Beijing announced the drills yesterday (July 3) in a brief online statement (link in Chinese), saying the exercises will last from Tuesday until July 11—the day before the ruling by the United Nations-backed tribunal in The Hague. The statement gave geographic coordinates of the drills, which will cover an area running east of China’s Hainan Island down to and including the Paracel Islands, which are claimed by both China and Vietnam. It also said the area will be off limits to other ships.
In China patriotic fervor could be seen in some social media comments reacting to news articles about the drills. Below a post by Sina News on its Weibo account, one commenter wrote: ”To deal with dogs, we should use a stick. Now that we have it, we should use the stick to hit the dog; otherwise, it would keep barking.”
Another wrote, “Let’s give our soldiers the best wishes and guard the safety of our nation. A thousand days the country nurtures its soldiers, and all for one day’s battle. Let us prepare for the battle with our enemy!”
Among the Paracels is Woody Island, where China has built a runway and installed surface-to-air missiles, while also planning, incongruously, Maldives-style resorts that will host weddings and diving trips—all part of China’s efforts to bolster its claims in the sea.
China routinely carries out exercises in the sea, but the timing of these drills is hard to ignore.

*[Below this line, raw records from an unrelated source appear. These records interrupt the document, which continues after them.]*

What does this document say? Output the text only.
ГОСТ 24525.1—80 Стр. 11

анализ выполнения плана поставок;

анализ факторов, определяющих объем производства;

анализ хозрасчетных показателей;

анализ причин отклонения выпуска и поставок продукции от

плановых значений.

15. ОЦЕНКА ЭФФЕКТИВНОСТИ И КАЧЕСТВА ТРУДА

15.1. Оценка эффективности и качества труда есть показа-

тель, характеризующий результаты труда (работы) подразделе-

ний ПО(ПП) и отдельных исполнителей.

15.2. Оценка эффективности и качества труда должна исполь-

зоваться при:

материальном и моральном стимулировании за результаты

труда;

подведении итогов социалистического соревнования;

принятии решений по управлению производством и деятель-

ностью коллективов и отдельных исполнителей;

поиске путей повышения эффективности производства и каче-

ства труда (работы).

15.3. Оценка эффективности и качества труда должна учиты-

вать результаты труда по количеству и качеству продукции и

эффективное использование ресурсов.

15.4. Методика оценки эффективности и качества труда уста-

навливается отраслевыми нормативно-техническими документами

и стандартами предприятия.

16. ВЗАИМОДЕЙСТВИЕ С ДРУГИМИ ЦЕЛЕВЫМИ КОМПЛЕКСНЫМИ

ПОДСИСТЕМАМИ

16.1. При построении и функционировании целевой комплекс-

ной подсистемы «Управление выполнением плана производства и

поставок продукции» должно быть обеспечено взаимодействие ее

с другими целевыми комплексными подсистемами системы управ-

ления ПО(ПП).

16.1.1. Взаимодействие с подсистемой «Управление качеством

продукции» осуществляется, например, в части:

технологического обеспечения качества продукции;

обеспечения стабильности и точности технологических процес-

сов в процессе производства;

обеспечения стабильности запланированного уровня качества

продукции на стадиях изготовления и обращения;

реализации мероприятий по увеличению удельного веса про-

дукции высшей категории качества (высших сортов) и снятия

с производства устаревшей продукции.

In a speech on Friday marking the 95th anniversary of the Chinese Communist Party’s founding, president Xi Jinping said China was “not afraid of trouble,” and would not compromise on its sovereignty.
The ruling stems from a legal challenge to China’s territorial claims in 2013. China, which says the sea has been part of its territory for hundreds of years, refused to participate in the case and has maintained that the court has no authority in the matter. It instead argues for bilateral talks between the nations involved, which would give it the upper hand since it dwarfs its neighbors economically and militarily.